Sunday, June 30, 2013

Jangan Lupakan Almarhumah Elvira Mokoginta!


KEPOLISIAN Resort Bolaang Mongondow (Polres Bolmong), Sabtu (29 Juni 2013), menetapkan tiga tersangka kasus pembunuhan Abdullah ‘’Ayu’’ Basalamah. 11 hari kerja keras polisi menjawab keingintahuan dan harapan orang banyak, sekaligus menghentakkan kita.

Tiga tersangka yang kini menghuni tahanan, RZ, AA, dan KM, tergolong berusia muda dengan pendidikan relatif baik (salah satunya duduk di semester V Akademi Perawatan Totabuan). Latar belakang keluarga dan pergaulan juga tak mengindikasikan potensi yang mendorong mereka gelap mata dan memilih bertidak melawan hukum. Bahkan dua pelaku –yang untuk sementara ditetapkan sebagai pelaku utama— sangat mengenal Almarhum Ayu, baik karena pergaulan sehari-hari maupun tempat bermukim yang hanya sepelemparan batu dari Ayu Salon.

Setan jenis apa yang malam itu menghuni kepala dua tersangka pelaku utama? Terlebih dari temuan polisi yang dipublikasi luas oleh media (khususnya digital), aksi mereka sudah direncanakan sebelumnya.
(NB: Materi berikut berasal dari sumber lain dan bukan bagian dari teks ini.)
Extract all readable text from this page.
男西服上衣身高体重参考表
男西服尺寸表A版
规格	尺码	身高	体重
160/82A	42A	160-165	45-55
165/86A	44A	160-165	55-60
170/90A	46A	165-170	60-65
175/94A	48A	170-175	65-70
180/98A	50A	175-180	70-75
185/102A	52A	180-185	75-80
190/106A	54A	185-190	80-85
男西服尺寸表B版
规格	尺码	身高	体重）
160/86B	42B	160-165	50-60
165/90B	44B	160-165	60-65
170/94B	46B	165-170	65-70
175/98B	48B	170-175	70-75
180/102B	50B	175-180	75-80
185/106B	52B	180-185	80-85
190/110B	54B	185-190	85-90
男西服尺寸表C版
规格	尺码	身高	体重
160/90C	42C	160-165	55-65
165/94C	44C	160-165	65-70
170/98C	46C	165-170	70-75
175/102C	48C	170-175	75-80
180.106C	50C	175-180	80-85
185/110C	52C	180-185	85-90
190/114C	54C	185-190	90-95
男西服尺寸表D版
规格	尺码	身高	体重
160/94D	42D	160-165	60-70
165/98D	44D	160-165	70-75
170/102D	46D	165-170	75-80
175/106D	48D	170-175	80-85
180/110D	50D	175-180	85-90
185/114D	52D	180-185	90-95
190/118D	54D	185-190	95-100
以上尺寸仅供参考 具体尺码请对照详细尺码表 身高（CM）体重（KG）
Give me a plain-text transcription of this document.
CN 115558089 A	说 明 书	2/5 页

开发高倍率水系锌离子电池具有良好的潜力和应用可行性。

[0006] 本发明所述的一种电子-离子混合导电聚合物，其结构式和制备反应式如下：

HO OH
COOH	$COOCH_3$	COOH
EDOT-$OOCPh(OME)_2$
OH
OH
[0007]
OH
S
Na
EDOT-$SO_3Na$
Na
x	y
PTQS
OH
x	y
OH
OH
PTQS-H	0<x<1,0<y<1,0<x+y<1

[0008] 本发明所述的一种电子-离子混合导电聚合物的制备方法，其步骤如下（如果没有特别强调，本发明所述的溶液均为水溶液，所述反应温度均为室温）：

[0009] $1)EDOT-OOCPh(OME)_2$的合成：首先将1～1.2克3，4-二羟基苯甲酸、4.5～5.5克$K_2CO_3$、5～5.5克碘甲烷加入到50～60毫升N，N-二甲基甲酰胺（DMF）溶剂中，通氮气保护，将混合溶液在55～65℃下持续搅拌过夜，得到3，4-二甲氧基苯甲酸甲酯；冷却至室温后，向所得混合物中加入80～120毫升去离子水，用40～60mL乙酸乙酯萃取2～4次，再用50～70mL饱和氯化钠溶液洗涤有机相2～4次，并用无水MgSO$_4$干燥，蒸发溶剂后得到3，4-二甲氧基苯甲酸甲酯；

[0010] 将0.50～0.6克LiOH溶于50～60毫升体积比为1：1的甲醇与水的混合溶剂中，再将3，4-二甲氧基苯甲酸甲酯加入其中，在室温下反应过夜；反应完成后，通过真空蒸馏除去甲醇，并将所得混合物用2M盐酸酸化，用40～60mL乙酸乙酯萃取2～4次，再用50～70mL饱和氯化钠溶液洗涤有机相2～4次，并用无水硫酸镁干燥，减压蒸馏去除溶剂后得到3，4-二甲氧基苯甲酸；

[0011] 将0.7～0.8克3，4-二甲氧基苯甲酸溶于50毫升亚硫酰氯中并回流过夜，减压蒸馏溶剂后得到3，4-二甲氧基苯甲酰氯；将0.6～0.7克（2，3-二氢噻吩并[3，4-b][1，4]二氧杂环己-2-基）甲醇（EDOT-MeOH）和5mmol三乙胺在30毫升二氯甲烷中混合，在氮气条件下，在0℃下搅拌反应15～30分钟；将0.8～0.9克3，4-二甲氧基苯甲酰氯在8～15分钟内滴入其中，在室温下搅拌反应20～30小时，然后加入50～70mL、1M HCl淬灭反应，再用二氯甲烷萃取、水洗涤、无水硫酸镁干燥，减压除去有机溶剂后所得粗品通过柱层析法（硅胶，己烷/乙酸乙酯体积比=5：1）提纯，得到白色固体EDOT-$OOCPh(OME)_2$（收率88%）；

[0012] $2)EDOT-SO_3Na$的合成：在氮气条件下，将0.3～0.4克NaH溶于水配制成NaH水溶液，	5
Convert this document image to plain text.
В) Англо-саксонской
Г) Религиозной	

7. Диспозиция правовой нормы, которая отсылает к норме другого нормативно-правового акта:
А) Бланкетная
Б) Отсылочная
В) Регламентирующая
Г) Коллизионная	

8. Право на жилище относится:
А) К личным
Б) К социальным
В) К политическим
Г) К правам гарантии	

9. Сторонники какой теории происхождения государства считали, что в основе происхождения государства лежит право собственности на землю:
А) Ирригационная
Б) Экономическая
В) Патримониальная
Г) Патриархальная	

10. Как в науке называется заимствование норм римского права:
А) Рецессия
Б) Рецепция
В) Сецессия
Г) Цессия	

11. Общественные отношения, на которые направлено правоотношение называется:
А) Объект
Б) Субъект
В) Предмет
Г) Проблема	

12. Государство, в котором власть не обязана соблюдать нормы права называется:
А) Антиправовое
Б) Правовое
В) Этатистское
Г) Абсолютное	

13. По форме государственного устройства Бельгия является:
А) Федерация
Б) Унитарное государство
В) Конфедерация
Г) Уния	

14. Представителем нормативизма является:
Memang masih terlampau dini menyimpulkan apakah tragedi menewaskan Ayu sejak mula adalah pembunuhan berencana atau kekerasan berencana yang tak terkontrol. Kita biarkan polisi terus bekerja agar seluruh tanda tanya dan praduga terjawab tuntas.

‘’Prestasi’’ Kepala Kepolisian Resort (Kapolres Bolmong), AKBP Hisar Siallagan, SIK, dan jajarannya tentu tak boleh diabaikan. Pertama, warga Mongondow, terutama saya yang beberapa waktu terakhir bersikap sangat kritis terhadap Kapolres dan jajarannya, harus memuji kesigapan dan gerak cepat polisi menjerat tersangka pembunuh Almarhum Ayu. Ditangkap dan ditetapkannya tiga tersangka itu juga memberikan ketenangan terhadap sejumlah teman dan kolega Almarhum, yang ketakutan karena duga-duga kematiannya terkait dengan penganiayaan yang dialami sebelumnya.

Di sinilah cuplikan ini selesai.